男が戸惑うのも当然だ。戦士として、男として、このようなを取り付けて走れば恥となるからだ。

カルラは男の肩を掴み、真剣な眼差しを向ける。


「無駄な拘りは捨てるべきだろ? それとも何かい、あんたは女の子にモテたいがために馬鎧を買うのか?」

「ち、違う。国を守るためにだな……」

「なら、いいじゃねぇか。男も鎧も、外身より中身だろ」


男ははっとした顔をして、すべてを悟ったように小さく笑う。


「わ、分かった買おう。国のためなら仕方ない」

「毎度あり~」


男は財布から金を出し、カルラに支払う。鎧を馬のところまで運び、装着してから男は走り出した。

すごく目立つことには変わりなく、生半可に強いものだから、有名になることだろう。


満足そうに金貨を手元で転がすカルラの後ろで、シュラが囁くような細い声で尋ねる。


「本当に、何もしないのですか?」


不安げに、本気で心配しているようで、落とした視線はどこか悲しげだった。

カルラはシュラの前まで行くと、そっと頭の上に手を置いた。


「んなわけねぇだろ。店を守るんだ、それなりに準備がいる。そのために、金がいるんだよ」


離れた手の感覚を忘れないように、シュラは両手で頭の上に乗せる。そして、小さな唇を微笑ませた。

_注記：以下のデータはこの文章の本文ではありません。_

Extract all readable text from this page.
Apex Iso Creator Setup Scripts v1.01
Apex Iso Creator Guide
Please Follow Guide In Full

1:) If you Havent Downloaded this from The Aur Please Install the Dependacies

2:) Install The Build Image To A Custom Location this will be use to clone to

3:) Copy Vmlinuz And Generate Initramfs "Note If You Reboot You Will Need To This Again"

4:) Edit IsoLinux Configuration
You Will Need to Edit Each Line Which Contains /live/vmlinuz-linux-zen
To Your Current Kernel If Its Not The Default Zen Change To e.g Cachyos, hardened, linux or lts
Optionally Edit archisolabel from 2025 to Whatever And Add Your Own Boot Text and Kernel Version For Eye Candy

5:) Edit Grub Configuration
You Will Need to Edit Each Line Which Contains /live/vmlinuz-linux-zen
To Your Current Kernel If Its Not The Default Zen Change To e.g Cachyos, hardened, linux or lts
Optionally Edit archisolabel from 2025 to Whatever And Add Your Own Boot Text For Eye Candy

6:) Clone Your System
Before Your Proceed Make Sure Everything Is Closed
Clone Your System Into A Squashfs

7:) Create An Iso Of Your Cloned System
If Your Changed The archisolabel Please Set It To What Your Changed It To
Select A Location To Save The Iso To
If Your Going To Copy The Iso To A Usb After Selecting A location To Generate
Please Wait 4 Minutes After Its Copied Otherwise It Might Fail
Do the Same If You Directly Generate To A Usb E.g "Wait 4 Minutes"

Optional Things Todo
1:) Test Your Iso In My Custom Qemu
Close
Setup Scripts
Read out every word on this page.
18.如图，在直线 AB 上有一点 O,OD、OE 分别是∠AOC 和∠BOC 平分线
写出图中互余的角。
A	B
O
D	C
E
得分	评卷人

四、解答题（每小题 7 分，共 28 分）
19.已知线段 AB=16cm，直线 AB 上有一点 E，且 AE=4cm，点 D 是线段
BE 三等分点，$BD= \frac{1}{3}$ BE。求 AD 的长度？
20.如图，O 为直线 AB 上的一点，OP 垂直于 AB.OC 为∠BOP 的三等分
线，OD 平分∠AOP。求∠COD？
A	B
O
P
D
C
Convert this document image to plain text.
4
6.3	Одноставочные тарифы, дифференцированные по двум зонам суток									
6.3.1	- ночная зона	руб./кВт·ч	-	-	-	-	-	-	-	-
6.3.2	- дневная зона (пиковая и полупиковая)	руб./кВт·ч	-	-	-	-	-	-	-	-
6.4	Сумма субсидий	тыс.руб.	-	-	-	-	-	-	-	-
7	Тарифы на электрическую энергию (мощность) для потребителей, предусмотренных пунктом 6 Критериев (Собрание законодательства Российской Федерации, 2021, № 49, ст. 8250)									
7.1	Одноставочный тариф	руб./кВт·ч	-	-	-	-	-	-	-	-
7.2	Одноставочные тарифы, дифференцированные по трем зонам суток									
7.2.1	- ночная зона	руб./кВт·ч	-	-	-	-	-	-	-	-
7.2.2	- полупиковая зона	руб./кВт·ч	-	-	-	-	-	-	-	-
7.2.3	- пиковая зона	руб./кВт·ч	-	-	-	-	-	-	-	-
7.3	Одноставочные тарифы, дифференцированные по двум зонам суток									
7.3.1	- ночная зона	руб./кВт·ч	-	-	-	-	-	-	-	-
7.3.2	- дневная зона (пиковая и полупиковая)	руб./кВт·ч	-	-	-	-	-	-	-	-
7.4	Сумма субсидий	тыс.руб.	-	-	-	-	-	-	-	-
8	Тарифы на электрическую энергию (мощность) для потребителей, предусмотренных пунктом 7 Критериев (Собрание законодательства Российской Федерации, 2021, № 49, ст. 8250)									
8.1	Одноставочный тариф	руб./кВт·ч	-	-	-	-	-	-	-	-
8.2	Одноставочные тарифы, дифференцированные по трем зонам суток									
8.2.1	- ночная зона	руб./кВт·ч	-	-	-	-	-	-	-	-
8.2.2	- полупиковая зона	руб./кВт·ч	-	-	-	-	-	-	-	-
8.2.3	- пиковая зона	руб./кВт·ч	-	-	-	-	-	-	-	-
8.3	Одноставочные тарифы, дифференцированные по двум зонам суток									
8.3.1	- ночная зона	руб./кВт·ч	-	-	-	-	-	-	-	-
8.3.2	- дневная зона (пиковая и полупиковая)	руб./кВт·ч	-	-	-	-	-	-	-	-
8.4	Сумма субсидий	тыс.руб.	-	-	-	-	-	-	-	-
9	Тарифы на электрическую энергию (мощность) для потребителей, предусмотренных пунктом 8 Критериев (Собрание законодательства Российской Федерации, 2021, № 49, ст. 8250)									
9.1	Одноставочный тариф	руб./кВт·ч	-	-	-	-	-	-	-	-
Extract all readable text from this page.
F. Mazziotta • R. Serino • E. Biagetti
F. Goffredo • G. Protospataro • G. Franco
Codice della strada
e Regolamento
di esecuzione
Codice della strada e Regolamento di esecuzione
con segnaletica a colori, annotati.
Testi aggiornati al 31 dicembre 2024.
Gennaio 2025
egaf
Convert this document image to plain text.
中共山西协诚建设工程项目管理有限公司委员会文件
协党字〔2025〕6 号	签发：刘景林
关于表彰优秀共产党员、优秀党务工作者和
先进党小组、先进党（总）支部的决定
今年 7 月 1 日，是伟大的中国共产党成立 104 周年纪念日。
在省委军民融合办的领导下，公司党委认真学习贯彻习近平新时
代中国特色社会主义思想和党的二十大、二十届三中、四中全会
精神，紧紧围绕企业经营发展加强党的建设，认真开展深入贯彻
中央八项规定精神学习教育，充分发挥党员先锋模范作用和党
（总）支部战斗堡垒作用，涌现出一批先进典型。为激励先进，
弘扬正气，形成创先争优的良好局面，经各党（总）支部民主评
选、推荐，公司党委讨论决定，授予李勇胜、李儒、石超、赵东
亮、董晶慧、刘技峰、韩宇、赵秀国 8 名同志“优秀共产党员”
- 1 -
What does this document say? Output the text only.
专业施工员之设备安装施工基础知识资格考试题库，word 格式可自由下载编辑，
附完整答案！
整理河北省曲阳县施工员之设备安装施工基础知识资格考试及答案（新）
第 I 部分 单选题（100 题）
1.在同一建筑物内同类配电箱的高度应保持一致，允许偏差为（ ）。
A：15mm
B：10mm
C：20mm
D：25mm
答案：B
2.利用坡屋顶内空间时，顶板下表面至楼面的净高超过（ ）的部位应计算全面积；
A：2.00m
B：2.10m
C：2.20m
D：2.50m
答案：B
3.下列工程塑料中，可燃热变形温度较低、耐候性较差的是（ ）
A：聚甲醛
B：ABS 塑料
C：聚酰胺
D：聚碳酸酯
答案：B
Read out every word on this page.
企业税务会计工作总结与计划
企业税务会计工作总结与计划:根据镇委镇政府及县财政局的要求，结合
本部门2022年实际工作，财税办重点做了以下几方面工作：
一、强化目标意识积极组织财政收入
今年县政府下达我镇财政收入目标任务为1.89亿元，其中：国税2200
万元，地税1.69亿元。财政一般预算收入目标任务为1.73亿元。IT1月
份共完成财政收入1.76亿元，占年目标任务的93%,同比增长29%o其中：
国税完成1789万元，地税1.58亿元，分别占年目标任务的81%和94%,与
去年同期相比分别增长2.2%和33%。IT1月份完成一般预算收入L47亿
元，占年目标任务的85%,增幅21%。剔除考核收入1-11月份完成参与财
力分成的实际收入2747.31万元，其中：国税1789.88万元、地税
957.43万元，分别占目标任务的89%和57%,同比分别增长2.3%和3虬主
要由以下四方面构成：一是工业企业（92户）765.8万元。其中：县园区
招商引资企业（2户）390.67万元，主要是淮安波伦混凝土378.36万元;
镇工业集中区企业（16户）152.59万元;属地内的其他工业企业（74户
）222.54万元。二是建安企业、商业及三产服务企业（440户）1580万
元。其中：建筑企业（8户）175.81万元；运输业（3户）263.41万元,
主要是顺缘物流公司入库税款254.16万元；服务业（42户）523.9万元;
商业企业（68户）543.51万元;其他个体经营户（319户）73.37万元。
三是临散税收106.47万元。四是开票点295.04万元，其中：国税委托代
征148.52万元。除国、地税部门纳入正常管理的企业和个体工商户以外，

「でも、大量破壊兵器なんて、作らないでくださいね? 来るのは、私の家族なのですから」

「分かってるよ。それに、んなもん作っても持て余すだけだからな。邪魔になる」


作れないとは言わない。

エルフの集団が何をするのか、そんなことも分からないまま、カルラは大きく欠伸をするだけだった。

戦士(23)

趣味……ファッション

備考……痛車があるなら痛馬があってもいいよね。絶対乗らないけど


ハーフリング……小人のこと。

本作ではエルフとドワーフのハーフで、主な特徴は、背が低くて細身の体と、尖った耳。


ハーフエルフ……人間とエルフのハーフ。

元々エルフが人間に近いため、エルフとさほど変わらない外見。主な特徴は、色素の抜けた体の一部と、尖った耳。